The camping trip that Adele thinks is going to be nothing more than canoe paddling and fishing turns into a hedonistic indulgence of underage drinking, picking up girls at the beach, and wild partying. When news surfaces in town of a young girl who has gone missing, the reader starts to put together the cleverly dropped hints that Howie and Dennis must have got up to no good and may be responsible for her disappearance.

These ostensibly independent plot threads must connect somehow leading the reader to ask multiple questions. Who survived the canoe accident?  Was it merely a sham? Are both boys dead?  Is someone pretending to be Howie? Who would want to prey on Adele and keep asking for her to drain her bank account? And is the missing girl dead or alive?  Could she be involved in causing the canoe accident?  Is she behind all the mysterious phone calls?

QUOTES: [Adele's] skin looked too tight for the bones of her face, Her pallor made her eyes look even bluer than they were. She had an indestructible elegance, Ursula thought, that neither time nor sorrow would ever take from her.

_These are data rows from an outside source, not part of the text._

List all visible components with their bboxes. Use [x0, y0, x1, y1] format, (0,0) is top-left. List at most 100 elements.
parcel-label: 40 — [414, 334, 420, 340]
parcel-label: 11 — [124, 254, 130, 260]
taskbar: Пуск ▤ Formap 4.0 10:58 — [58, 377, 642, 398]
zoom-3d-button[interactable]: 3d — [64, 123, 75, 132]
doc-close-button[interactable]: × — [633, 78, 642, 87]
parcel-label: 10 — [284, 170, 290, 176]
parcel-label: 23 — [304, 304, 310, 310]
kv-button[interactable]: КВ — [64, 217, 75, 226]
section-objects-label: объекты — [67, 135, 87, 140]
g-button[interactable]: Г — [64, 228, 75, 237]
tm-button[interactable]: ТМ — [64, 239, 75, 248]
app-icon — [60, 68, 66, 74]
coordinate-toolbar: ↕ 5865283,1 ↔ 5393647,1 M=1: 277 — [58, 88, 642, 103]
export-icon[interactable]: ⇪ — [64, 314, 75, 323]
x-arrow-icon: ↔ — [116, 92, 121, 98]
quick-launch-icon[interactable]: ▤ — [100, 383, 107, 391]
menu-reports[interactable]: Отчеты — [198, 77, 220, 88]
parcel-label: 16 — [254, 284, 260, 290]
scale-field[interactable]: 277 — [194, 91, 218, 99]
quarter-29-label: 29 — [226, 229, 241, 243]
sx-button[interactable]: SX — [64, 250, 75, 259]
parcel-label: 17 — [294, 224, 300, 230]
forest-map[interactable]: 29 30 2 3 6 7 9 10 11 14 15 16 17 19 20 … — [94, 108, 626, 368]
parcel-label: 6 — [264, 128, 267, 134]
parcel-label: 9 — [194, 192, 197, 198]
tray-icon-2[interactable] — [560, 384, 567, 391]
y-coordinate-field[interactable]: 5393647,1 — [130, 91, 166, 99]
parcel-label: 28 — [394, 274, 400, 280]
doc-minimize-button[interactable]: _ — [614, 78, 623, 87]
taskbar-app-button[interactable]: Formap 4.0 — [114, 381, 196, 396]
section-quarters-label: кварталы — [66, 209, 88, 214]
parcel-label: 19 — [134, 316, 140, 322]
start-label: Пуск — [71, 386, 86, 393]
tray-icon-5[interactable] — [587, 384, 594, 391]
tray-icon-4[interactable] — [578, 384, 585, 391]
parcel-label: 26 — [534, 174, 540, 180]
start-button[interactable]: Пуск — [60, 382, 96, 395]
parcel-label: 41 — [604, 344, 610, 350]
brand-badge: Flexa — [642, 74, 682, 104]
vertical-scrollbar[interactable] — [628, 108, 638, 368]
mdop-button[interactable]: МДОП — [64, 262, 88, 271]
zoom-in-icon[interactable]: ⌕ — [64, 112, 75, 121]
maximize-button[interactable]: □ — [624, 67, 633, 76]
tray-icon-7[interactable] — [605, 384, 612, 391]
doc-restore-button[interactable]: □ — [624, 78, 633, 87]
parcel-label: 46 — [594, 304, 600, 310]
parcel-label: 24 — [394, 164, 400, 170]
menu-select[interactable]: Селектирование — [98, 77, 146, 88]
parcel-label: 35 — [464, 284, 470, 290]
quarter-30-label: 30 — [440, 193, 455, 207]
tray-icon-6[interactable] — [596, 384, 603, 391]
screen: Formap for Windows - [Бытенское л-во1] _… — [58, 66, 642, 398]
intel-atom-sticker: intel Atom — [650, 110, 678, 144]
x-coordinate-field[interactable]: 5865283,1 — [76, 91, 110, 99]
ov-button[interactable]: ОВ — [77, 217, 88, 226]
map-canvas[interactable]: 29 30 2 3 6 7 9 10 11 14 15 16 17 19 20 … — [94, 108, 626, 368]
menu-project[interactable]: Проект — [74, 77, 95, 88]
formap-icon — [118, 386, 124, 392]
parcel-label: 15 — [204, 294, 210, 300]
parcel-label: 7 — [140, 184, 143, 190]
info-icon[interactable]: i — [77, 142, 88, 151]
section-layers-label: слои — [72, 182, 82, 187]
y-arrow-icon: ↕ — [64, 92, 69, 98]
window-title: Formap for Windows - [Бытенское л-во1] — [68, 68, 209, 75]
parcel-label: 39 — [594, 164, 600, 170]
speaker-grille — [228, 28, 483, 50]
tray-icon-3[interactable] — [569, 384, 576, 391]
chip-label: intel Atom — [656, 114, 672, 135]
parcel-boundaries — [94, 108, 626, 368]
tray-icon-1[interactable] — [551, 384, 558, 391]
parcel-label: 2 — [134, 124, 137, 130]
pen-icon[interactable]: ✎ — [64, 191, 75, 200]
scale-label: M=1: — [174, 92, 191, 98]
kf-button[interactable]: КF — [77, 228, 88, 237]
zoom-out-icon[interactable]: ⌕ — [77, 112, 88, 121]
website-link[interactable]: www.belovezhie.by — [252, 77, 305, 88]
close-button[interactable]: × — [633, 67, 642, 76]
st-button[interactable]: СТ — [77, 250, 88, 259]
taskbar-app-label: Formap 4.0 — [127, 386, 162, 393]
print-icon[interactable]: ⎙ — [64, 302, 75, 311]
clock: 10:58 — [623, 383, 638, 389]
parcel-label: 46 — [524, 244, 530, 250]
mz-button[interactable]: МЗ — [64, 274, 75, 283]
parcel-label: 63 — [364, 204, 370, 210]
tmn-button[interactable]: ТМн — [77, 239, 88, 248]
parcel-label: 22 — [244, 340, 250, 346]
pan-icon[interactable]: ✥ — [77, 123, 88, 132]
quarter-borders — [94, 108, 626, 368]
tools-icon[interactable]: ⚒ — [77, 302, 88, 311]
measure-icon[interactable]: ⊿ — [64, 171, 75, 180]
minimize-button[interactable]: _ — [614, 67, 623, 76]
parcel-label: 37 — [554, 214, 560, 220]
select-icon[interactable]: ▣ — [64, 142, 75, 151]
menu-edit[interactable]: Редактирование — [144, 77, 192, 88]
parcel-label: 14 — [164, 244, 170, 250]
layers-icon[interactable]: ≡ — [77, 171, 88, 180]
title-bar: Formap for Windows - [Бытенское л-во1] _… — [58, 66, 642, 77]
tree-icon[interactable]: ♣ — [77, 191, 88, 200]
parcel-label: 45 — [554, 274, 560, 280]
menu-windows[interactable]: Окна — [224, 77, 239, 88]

THE AUTHOR: Born in Glastonbury, Connecticut Doris Miles Disney (1907-1976) lived most of her life in her home state. She published at least one book a year throughout her writing career beginning in 1943 with A Compound for Death. With the exception of one mystery novel all of her work was published by Doubleday's "Crime Club" who said that Disney's books sold approximately 675,000 copies over her long career.

Her novels were a mix of hardboiled crime novels, domestic suspense, and some of the earliest examples of an inverted historical detective novel, with a particular leaning for the 19th century. She created three series detectives -- Jim O'Neill, a cop; Jeff DiMarco, an insurance investigator whose novels are the closest Disney came to writing genuine noir; and a postal inspector named Dave Madden. However, the bulk of her novels feature no series characters and tend to feature guileless senior citizens as the victims; duplicitous husbands and wives plotting murder against each other; adultery and blackmail. Disney employed familiar motifs of noir and hardboiled crime fiction but transplanted the usual urban scenes and gritty city life to rural and suburban settings recalling the work of her contemporaries Charlotte Armstrong and Ursula Curtiss.

Disney had one daughter, Elizabeth Disney Laing, with whom she was living in Fredericksburg, Virginia at the time of her death. Disney also had two sisters who both lived in Connecticut.

MOVIES & TV: Three of her books featuring insurance investigator Jeff DiMarco were made into movies. Fugitive Lady (1950) (probably taken from her 1946 crime novel Dark Road, aka Dead Stop) was an Italian & British co-production which included Janis Paige the only American actor in the mostly Italian cast. Stella (1950) was an attempt to make a contemporary black comedy based on Disney's much darker novel Family Skeleton (1949) with Ann Sheridan in the title role alongside Victor Mature as DiMarco. The Straw Man (1953) adapted from the 1951 novel of the same name is a B movie that changes DiMarco's name to Jeff Howard in the script adaptation.

In the 1970s three more novels appeared as TV movies. Do Not Fold, Spindle or Mutilate (1971) starring veteran actresses Helen Hayes, Myrna Loy, Mildred Natwick and Sylvia Sidney in a strange tale that combines computer dating and a psychopath. Betrayal (1974),based on the novel Only Couples Need Apply (1973), is about an elderly woman (Amanda Blake) preyed upon by a murderous con artist couple. Yesterday's Child (1977), based on her 1967 book Night of Clear Choice, stars Shirley Jones as a mother whose 3 year-old daughter was kidnapped and never returned, fourteen years later someone claims to be that missing daughter.